---
title: "Sentiment Analysis with Text Mining in R"
author: "Nana Kwasi Danquah"
date: today
format:
html:
toc: true
toc-depth: 3
toc-title: "Contents"
theme: cosmo
highlight-style: github
code-fold: show
code-tools: true
fig-width: 9
fig-height: 6
df-print: paged
embed-resources: true
execute:
warning: false
message: false
bibliography: references.bib
---
## Overview
This report has two parts. **Part 1** reproduces the primary sentiment analysis
example from Chapter 2 of *Text Mining with R* [@silge2017text] using the
Jane Austen corpus and the three built-in lexicons (AFINN, Bing, NRC).
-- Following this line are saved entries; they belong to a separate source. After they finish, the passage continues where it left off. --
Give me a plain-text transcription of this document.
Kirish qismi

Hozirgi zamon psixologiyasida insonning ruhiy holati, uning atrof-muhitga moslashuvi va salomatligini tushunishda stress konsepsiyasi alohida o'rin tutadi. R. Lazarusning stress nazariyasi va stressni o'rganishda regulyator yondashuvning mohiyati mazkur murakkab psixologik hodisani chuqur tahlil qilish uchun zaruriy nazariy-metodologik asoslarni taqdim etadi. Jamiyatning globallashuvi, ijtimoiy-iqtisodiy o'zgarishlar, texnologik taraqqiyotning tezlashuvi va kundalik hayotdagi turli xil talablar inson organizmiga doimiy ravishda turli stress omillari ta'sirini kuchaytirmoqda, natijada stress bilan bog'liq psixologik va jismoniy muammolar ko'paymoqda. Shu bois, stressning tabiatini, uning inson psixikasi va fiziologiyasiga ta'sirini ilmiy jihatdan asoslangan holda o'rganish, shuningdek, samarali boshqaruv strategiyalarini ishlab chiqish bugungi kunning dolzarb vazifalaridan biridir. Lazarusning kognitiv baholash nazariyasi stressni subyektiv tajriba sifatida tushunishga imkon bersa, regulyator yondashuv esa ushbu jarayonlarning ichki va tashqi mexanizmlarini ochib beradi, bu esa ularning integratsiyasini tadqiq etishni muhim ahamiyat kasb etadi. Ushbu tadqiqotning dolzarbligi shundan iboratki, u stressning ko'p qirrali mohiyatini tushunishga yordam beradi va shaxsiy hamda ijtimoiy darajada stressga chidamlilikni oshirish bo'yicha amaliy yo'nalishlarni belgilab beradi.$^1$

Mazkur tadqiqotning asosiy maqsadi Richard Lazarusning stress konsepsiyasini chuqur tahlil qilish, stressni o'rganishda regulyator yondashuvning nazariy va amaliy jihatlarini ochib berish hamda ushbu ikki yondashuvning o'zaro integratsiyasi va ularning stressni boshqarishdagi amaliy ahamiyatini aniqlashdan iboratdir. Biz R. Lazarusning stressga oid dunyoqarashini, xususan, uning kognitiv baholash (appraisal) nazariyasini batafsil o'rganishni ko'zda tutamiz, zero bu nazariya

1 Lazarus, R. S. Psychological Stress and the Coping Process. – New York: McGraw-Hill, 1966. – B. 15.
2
**Part 2** extends the analysis with a different corpus — four science-fiction
novels by H.G. Wells downloaded from Project Gutenberg — and an additional
sentiment lexicon: the **Loughran-McDonald** lexicon [@loughran2011liability],
originally designed for financial documents.
The central question driving the comparison is: **how does the emotional
texture of Victorian domestic fiction (Austen) differ from early science
fiction (Wells), and what does each lexicon reveal or conceal?**
---
## Setup
```{r setup}
library(tidyverse) # data wrangling + ggplot2
library(tidytext) # tidy text mining
library(textdata) # sentiment lexicons (AFINN, NRC, Loughran)
library(janeaustenr) # base corpus
library(gutenbergr) # extension corpus
library(wordcloud) # word cloud visualisation
library(reshape2) # acast() for comparison clouds
library(scales) # percent_format()
```
---
## Part 1 — Reproducing the Base Example
> All code in this section is adapted directly from Chapter 2 of
> *Text Mining with R: A Tidy Approach* by @silge2017text, available at
> <https://www.tidytextmining.com/sentiment>.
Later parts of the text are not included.